We placed the patient in a 15° head-up position after the patient arrived in the operating room and performed a rapid sequence induction without ventilation to minimize the spread of the abscess [8]. The patient's oxygen saturation decreased to 95% during the process of confirming the final position of the DLT via the bronchoscope, but it improved after we commenced one-lung ventilation. Intraoperative arterial blood gas analysis confirmed that the patient's partial pressure of oxygen was maintained at 184 mmHg with a fractional inspired O2 level of 1.0, so we did not administer an additional supply of O2 to the right upper lobe. Pathological testing following surgery confirmed that aspiration was the cause of the lung abscess. Extubation was performed on postoperative day 2, as chest radiography in the ICU did not show abnormal findings.
The primary lesions in the present case were in the right middle lobe, which was suggestive of necrotizing pneumonia, and the right lower lobe, which was suggestive of aspiration pneumonia. Therefore, the primary objective was to block the point of division of the middle and lower lobes with a Fogarty catheter to prevent the abscess in the right middle lobe from contaminating the right lower and upper lobes (Fig. 4).

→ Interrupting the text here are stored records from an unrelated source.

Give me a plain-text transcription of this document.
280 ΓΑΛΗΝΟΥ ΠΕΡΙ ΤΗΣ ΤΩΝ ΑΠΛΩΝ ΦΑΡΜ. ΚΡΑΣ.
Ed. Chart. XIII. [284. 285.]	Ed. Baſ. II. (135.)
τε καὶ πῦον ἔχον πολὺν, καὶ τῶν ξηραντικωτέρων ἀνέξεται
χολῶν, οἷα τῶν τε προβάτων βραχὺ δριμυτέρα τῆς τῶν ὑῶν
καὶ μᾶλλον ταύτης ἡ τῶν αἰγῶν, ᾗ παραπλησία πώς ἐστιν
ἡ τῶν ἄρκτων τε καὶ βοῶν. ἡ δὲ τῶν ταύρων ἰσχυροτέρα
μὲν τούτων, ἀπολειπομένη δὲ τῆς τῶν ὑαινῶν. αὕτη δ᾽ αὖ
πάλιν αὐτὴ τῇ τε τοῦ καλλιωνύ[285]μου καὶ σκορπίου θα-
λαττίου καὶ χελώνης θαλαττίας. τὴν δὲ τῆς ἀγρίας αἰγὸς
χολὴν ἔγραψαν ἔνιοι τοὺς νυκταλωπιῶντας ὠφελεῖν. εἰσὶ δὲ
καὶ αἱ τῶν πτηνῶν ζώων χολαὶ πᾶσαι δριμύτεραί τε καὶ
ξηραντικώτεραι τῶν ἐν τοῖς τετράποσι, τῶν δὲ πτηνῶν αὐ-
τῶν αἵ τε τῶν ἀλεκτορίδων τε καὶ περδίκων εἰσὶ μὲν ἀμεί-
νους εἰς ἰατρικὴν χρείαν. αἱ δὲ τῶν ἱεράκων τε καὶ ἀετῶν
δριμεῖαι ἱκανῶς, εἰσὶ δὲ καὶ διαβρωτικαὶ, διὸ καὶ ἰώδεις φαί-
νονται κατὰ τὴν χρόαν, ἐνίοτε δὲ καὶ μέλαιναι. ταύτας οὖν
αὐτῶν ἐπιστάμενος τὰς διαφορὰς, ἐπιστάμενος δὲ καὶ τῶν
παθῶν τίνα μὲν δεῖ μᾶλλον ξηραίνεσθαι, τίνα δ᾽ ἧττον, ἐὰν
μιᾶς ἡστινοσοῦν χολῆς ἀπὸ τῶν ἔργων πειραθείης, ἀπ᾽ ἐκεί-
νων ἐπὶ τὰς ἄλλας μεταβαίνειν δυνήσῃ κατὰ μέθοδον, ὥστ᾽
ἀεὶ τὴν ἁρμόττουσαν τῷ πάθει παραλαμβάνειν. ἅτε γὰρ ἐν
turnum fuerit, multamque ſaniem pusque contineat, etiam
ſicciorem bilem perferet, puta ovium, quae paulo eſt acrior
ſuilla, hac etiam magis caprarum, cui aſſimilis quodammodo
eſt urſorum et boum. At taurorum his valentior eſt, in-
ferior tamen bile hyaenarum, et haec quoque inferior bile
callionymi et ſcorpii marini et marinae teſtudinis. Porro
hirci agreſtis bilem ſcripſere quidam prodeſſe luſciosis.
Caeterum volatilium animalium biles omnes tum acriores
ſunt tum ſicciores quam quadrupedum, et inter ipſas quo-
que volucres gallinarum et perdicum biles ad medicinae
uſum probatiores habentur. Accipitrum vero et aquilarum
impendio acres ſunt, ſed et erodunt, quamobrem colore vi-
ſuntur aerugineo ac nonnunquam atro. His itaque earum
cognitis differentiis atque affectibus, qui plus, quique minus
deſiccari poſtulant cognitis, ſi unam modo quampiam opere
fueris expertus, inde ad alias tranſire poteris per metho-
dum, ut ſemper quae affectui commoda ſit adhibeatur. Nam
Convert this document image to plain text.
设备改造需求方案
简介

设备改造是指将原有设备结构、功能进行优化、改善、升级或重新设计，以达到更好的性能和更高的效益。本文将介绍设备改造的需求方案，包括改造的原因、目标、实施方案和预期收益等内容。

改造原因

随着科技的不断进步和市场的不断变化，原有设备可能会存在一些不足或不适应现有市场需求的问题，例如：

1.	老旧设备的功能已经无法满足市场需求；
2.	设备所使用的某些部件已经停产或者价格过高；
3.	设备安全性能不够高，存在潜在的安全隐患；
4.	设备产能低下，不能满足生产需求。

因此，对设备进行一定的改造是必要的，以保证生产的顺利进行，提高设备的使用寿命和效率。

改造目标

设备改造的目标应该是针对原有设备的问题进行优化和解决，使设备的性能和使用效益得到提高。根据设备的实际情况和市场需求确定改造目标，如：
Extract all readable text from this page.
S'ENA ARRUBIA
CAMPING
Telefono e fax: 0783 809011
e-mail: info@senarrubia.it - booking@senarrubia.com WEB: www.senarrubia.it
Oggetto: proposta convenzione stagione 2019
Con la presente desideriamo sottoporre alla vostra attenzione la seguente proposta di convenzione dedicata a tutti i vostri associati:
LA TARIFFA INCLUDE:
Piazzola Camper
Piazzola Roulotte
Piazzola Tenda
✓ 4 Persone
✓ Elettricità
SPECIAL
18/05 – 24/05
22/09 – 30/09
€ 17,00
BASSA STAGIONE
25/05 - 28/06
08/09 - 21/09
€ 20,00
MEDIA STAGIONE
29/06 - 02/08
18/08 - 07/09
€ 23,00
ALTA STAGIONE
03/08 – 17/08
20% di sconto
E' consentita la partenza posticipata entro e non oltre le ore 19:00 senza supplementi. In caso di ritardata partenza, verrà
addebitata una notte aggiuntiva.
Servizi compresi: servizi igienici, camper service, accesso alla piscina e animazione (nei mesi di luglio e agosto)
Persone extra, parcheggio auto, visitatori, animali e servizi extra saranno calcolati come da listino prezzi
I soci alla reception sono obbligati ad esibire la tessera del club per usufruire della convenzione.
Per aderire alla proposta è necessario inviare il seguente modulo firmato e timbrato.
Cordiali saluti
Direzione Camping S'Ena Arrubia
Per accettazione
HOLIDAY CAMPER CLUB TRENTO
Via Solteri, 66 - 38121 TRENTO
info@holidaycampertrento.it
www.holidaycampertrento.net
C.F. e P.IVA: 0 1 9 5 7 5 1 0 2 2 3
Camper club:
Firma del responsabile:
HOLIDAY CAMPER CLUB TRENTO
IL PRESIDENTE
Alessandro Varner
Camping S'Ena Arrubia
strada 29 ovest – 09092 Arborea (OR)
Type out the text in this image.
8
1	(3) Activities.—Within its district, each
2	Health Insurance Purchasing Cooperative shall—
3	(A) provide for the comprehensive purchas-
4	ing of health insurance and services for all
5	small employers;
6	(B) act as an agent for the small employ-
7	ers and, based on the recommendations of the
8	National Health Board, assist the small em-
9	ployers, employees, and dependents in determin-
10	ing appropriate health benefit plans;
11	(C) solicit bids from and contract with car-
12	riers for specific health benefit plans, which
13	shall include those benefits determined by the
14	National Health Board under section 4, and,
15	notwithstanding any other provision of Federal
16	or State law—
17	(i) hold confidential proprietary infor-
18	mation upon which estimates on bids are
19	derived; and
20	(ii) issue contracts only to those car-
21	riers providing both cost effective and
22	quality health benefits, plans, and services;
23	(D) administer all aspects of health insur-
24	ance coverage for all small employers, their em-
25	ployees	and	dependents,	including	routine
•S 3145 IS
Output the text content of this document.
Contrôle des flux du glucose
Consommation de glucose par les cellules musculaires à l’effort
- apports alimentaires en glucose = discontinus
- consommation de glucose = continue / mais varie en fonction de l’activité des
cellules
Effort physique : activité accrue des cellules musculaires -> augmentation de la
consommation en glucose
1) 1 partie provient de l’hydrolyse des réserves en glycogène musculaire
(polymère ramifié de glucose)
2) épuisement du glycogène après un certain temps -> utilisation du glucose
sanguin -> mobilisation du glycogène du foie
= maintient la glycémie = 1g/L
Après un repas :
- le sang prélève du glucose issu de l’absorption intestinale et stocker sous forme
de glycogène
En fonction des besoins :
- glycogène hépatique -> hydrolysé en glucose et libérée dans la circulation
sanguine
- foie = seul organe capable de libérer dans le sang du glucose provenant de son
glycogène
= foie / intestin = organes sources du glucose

However, one limitation is that an imperfect fit between the bronchus and the cuff cannot completely isolate the right middle lobe; thus, the abscess can still spread from the middle lobe to the lower lobe, which would not be observed via the bronchoscope during surgery. Another limitation is that there is the possibility of the lung abscess spreading further during the process of removing the catheter and/or deflating the balloon. This risk can be reduced by adjusting the patient's position to a supine position. Selective isolation of the right middle lobe could have been an option; however, we did not perform right middle lobar isolation as the abscess may have spread to the lower or upper lobe during the insertion of a Fogarty catheter into the middle lobe. One of the typical symptoms of Huntington's disease is difficulty swallowing, and the resulting pneumonia is the most frequent cause of death [4]. Therefore, selective lobar isolation—an attempt to preserve the functional lobes during surgery—can be a good ventilation method during lobectomy for patients with Huntington's disease or an overall impairment of pulmonary function.